Les enfants des autres 1910

« Les enfants des autres » se compose de 32 aquarelles où Carl Larsson peint des enfants issus de différents milieux et situations quotidiennes. En dépeignant les personnalités et les expressions d’autres enfants, il montre que son intérêt pour l’humain s’étend au-delà de sa propre famille à Sundborn.


Le livre élargit ses motifs tout en conservant sa vision chaleureuse et proche du quotidien. Il renforce l’idée que l’enfance, le jeu et la proximité humaine sont des thèmes universels qui méritent d’être mis en avant dans l’art. Avec « Les enfants des autres », Carl Larsson établit le monde de l’enfant comme un motif artistique central à part entière.

Autoportrait à l'huile de Carl Larsson, 1918

AUTOPORTRAIT. Huile, Carl Larsson, 1918.

Carl Larsson peint son autoportrait à l’âge de 65 ans, un an avant sa mort en 1919. Il se tient dans son atelier vêtu d’une redingote. En arrière-plan, on aperçoit des livres et des tableaux qui témoignent de son activité artistique. L’anniversaire est célébré à Sundborn et, selon la tradition, la célébration commence le matin par une visite au lit. Au dîner du soir, il rend hommage à Karin avec un vers qui se termine ainsi : « Et merci pour ton amour ! et merci pour ta foi ! Et que moi, vilain petit canard, ai pu construire un nid avec toi. »
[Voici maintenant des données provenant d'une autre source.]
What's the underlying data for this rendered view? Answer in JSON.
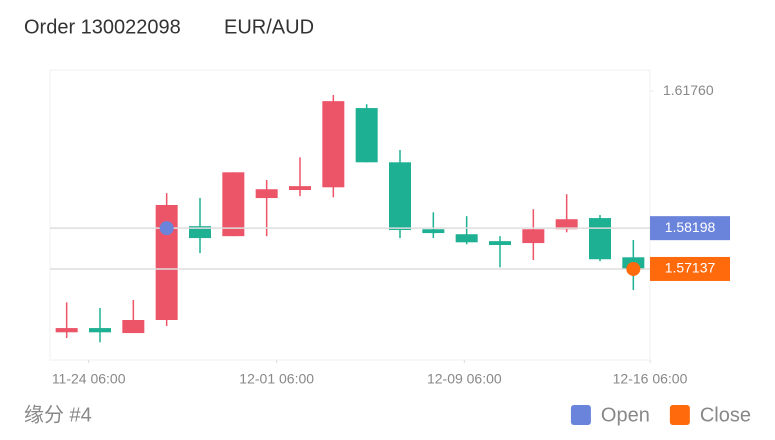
{
  "chart_data": {
    "type": "candlestick",
    "title": "Order 130022098",
    "subtitle": "EUR/AUD",
    "footer": "缘分 #4",
    "up_color": "#ec5467",
    "down_color": "#1db092",
    "x": [
      0,
      1,
      2,
      3,
      4,
      5,
      6,
      7,
      8,
      9,
      10,
      11,
      12,
      13,
      14,
      15,
      16,
      17
    ],
    "xlim": [
      -0.5,
      17.5
    ],
    "xticks": [
      {
        "value": 0.66,
        "label": "11-24 06:00"
      },
      {
        "value": 6.3,
        "label": "12-01 06:00"
      },
      {
        "value": 11.93,
        "label": "12-09 06:00"
      },
      {
        "value": 17.5,
        "label": "12-16 06:00"
      }
    ],
    "ylim": [
      1.5477,
      1.6231
    ],
    "yticks": [
      {
        "value": 1.6176,
        "label": "1.61760"
      }
    ],
    "open": [
      1.5549,
      1.556,
      1.5547,
      1.5581,
      1.5825,
      1.5799,
      1.5898,
      1.5919,
      1.5926,
      1.6132,
      1.5991,
      1.5817,
      1.5804,
      1.5786,
      1.5781,
      1.5817,
      1.5846,
      1.5744
    ],
    "high": [
      1.5627,
      1.5612,
      1.5633,
      1.5911,
      1.5898,
      1.5965,
      1.5945,
      1.6004,
      1.6166,
      1.6142,
      1.6023,
      1.5861,
      1.5851,
      1.5799,
      1.5869,
      1.5908,
      1.5854,
      1.5789
    ],
    "low": [
      1.5534,
      1.5523,
      1.5547,
      1.5565,
      1.5755,
      1.5799,
      1.5799,
      1.5903,
      1.59,
      1.5991,
      1.5794,
      1.5794,
      1.5778,
      1.5718,
      1.5737,
      1.5809,
      1.5734,
      1.5659
    ],
    "close": [
      1.556,
      1.5549,
      1.5581,
      1.588,
      1.5794,
      1.5965,
      1.5921,
      1.5929,
      1.615,
      1.5991,
      1.5815,
      1.5807,
      1.5783,
      1.5776,
      1.5817,
      1.5843,
      1.5739,
      1.5714
    ],
    "markers": [
      {
        "name": "Open",
        "color": "#6b84db",
        "x": 3,
        "value": 1.58198
      },
      {
        "name": "Close",
        "color": "#ff6a0d",
        "x": 17,
        "value": 1.57137
      }
    ]
  }
}
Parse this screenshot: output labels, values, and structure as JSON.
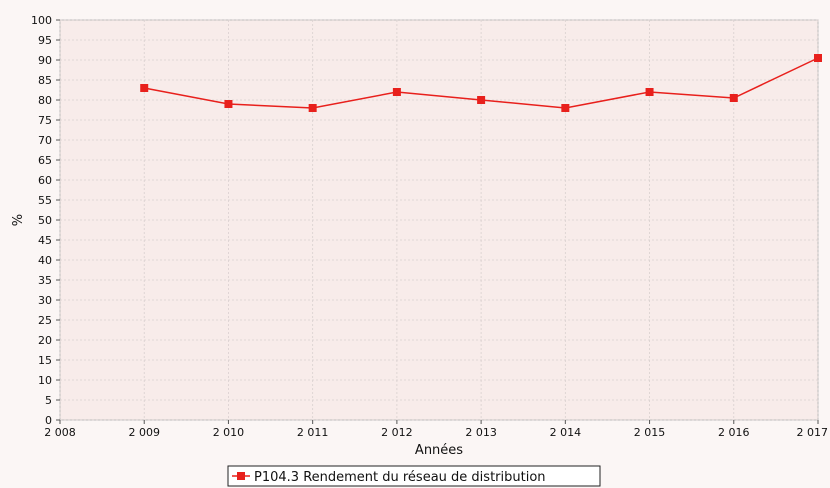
{
  "chart_data": {
    "type": "line",
    "title": "",
    "xlabel": "Années",
    "ylabel": "%",
    "x_ticks": [
      "2 008",
      "2 009",
      "2 010",
      "2 011",
      "2 012",
      "2 013",
      "2 014",
      "2 015",
      "2 016",
      "2 017"
    ],
    "y_ticks": [
      "0",
      "5",
      "10",
      "15",
      "20",
      "25",
      "30",
      "35",
      "40",
      "45",
      "50",
      "55",
      "60",
      "65",
      "70",
      "75",
      "80",
      "85",
      "90",
      "95",
      "100"
    ],
    "xlim": [
      2008,
      2017
    ],
    "ylim": [
      0,
      100
    ],
    "grid": true,
    "legend_position": "bottom-center",
    "series": [
      {
        "name": "P104.3 Rendement du réseau de distribution",
        "color": "#e8201c",
        "marker": "square",
        "x": [
          2009,
          2010,
          2011,
          2012,
          2013,
          2014,
          2015,
          2016,
          2017
        ],
        "values": [
          83,
          79,
          78,
          82,
          80,
          78,
          82,
          80.5,
          90.5
        ]
      }
    ]
  }
}
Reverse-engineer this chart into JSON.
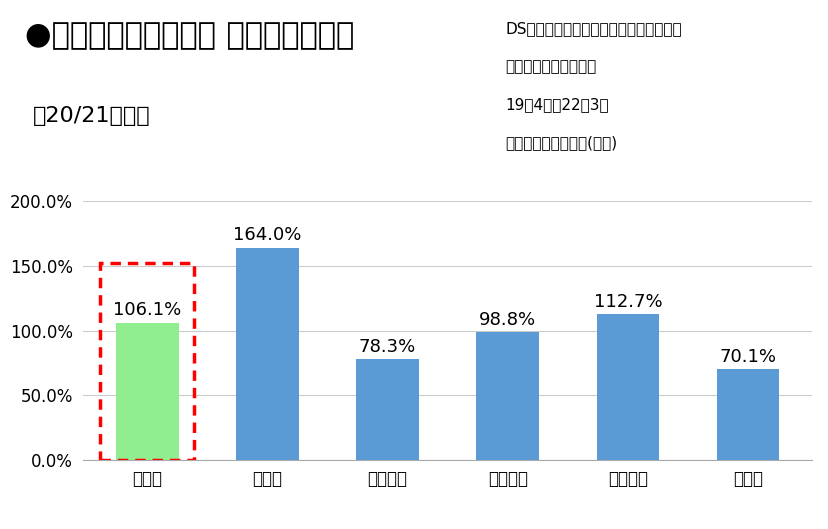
{
  "categories": [
    "無香計",
    "置き型",
    "クリップ",
    "シート下",
    "スプレー",
    "その他"
  ],
  "values": [
    106.1,
    164.0,
    78.3,
    98.8,
    112.7,
    70.1
  ],
  "bar_colors": [
    "#90EE90",
    "#5B9BD5",
    "#5B9BD5",
    "#5B9BD5",
    "#5B9BD5",
    "#5B9BD5"
  ],
  "title": "●クルマ用無香タイプ マーケット状況",
  "subtitle": "　20/21年比、",
  "ds_line1": "DS：　（株）インテージ　　ＳＲＩ＋Ｍ",
  "ds_line2": "カールート消臭芳香劑",
  "ds_line3": "19年4月～22年3月",
  "ds_line4": "指標：推計販売規模(金額)",
  "ylim": [
    0,
    200
  ],
  "yticks": [
    0,
    50,
    100,
    150,
    200
  ],
  "ytick_labels": [
    "0.0%",
    "50.0%",
    "100.0%",
    "150.0%",
    "200.0%"
  ],
  "dashed_rect_color": "#FF0000",
  "background_color": "#FFFFFF",
  "title_fontsize": 22,
  "subtitle_fontsize": 16,
  "bar_label_fontsize": 13,
  "tick_fontsize": 12,
  "ds_fontsize": 11
}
Moi 1931, publié à titre posthume

« Moi » paraît comme l’autobiographie de Carl Larsson où il raconte pour la première fois sa propre histoire. Il dépeint ouvertement son enfance difficile dans les quartiers pauvres de Stockholm, les années à Paris et les rencontres avec des artistes comme Anders Zorn et Albert Engström. Il raconte les conflits avec August Strindberg et son amour pour Karin et leur vie à Sundborn.

« Moi » devient une clé pour comprendre son art. Derrière les représentations idylliques de la maison et de la famille se trouve un homme qui a connu la douleur et le désir, et qui cherche dans l’art la sécurité et la communion.